Избранное - страница 26
Высказывания о том, что бог непостижим, что он выше любого знания, даже знания ангелов, – общее место и у отцов церкви, и у схоластов. Но никогда и никто не делал из этого столь последовательных и далеких выводов. Лишь у реформаторов противопоставление божественного земному проводится «до конца», по всем пунктам доктрины, и мы еще много раз будем сталкиваться с ним в дальнейшем изложении. Если бог несоизмерим ни с чем земным, значит, он принципиально недоступен земному разуму и его откровение в Писании «несоизмеримо» теологическим формулам (и никакая организация, никакой индивид не может претендовать на знание абсолютной истины). Если бог несоизмерим со всем земным, значит, он несоизмерим и с нашей земной моралью, мы не можем приписывать ему нашу мораль и ожидать от наших моральных действий спасения[44].

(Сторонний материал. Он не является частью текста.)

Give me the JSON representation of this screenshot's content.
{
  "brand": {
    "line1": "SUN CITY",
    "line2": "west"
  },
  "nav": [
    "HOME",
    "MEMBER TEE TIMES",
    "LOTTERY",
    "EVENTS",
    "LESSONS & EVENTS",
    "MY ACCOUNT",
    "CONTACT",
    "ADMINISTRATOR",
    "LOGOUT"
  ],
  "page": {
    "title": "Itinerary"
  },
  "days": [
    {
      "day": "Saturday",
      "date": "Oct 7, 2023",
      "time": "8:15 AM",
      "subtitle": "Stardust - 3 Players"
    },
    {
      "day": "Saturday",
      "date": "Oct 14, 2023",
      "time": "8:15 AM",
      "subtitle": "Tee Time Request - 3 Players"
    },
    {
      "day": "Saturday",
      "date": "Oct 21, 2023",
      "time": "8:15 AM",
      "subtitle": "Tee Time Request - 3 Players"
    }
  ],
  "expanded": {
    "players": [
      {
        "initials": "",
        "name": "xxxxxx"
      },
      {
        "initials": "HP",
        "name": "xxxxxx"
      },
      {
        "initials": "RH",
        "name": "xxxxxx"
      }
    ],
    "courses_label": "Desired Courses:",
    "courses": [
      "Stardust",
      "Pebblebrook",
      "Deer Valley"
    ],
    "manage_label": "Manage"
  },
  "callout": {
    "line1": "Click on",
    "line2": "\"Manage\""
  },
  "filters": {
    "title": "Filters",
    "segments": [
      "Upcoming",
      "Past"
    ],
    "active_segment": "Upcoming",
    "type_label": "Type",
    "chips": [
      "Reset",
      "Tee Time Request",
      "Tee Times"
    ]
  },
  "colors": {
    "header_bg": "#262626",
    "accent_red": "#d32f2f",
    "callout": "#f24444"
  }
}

«Разведение» бога и мира уничтожает небесную иерархию. Отделенный от бога, лишенный «сущностного основания», мир «дестабилизируется». Для Кальвина мир не живет по своим законам, которые периодически нарушаются богом (чудеса), но все его детали, все его мелочи непосредственно определяются волей бога. Камень с горы не упадет без воли бога, как и солнце восходит лишь по воле бога. Мир – это не порядок, нарушаемый чудесами, а, так сказать, весь одно сплошное чудо. Естественно, при этом у реформаторов нет никакого интереса к античной мысли, стремящейся к картине мира вечного, ограниченного и упорядоченного. Вместе с тем идея законосообразности парадоксальным образом присутствует в раннепротестантском мышлении. Только мир в целом— сплошное чудо. Но именно поэтому особые чудеса претят реформаторам – они или выдумки, или трюки дьявола[45]. Мир-чудо оказывается миром, где естественный ход вещей не прерывается[46].
Бог настолько велик, что никакое человеческое действие не «свято», не приближает к богу более, чем какое-либо другое, и ни один человек не более «свят», чем другие, не ближе к богу других людей, но именно поэтому все действия и все люди святы.
Новое, созданное реформаторами представление о боге неразрывно связано с новым представлением о природе человека.
Средневековый католицизм ставил человека бесконечно далеко от бога, но при этом сохранял как бы некую нить, цепочку, связующую его с богом. Это видно из того, как католицизм трактовал библейский миф о грехопадении.
Если так можно выразиться, католицизм «смягчает» силу падения Адама. Что утратил при падении Адам? Он утратил «подобие бога», те особые «сверхприродные» дары – бессмертие тела, контроль разума и воли над телом, контроль над внешней природой, которые составляли его блаженство и облегчали ему возможность безгрешной жизни. Но это именно «сверхприродные» дары. Природу свою и «образ божий» – бессмертную душу, свободную волю и разум – он сохранил.
Так как природа человека осталась неизменной и в ней самой по себе нет ничего «принципиально порочного», умерший новорожденный младенец, даже если он не крещен, попадает не в ад, а в лимб, а крещеный – обязательно в рай. Он так же чист, как Адам до грехопадения.
Взрослый человек – в ином положении. У него сохранилось устремление к богу – к добру и к истине, что видно, между прочим, в доблестях и мудрости язычников. Но так как низшая сфера его существа, тело, уже не под контролем высших – разума и воли, то и прийти к богу, спастись он без посторонней помощи не может.
Таким образом, разрыв человека с богом, связанный с падением Адама, – это как бы удаление на громадное, но измеримое и в какой-то мере преодолимое расстояние. Но где есть измерение, там есть иерархия.
Человек включен во множество иерархий, на вершине которых бог. Во-первых, это его, так сказать, внутренняя иерархичность. У него есть высшие сферы (разум, воля), которыми он близок к богу, соприкасается с ним, и низшая – плоть. Это, во-вторых, иерархия грешников и святых: есть люди, которые ближе к богу своей жизнью, своими заслугами, и люди, далекие от бога. Эта иерархия начинается в видимой церкви (миряне, священники, епископы, папы) и завершается на небесах (святые, апостолы, Дева Мария); человек включен в эту иерархию и благодаря ей одновременно отдален от бога и связан с ним.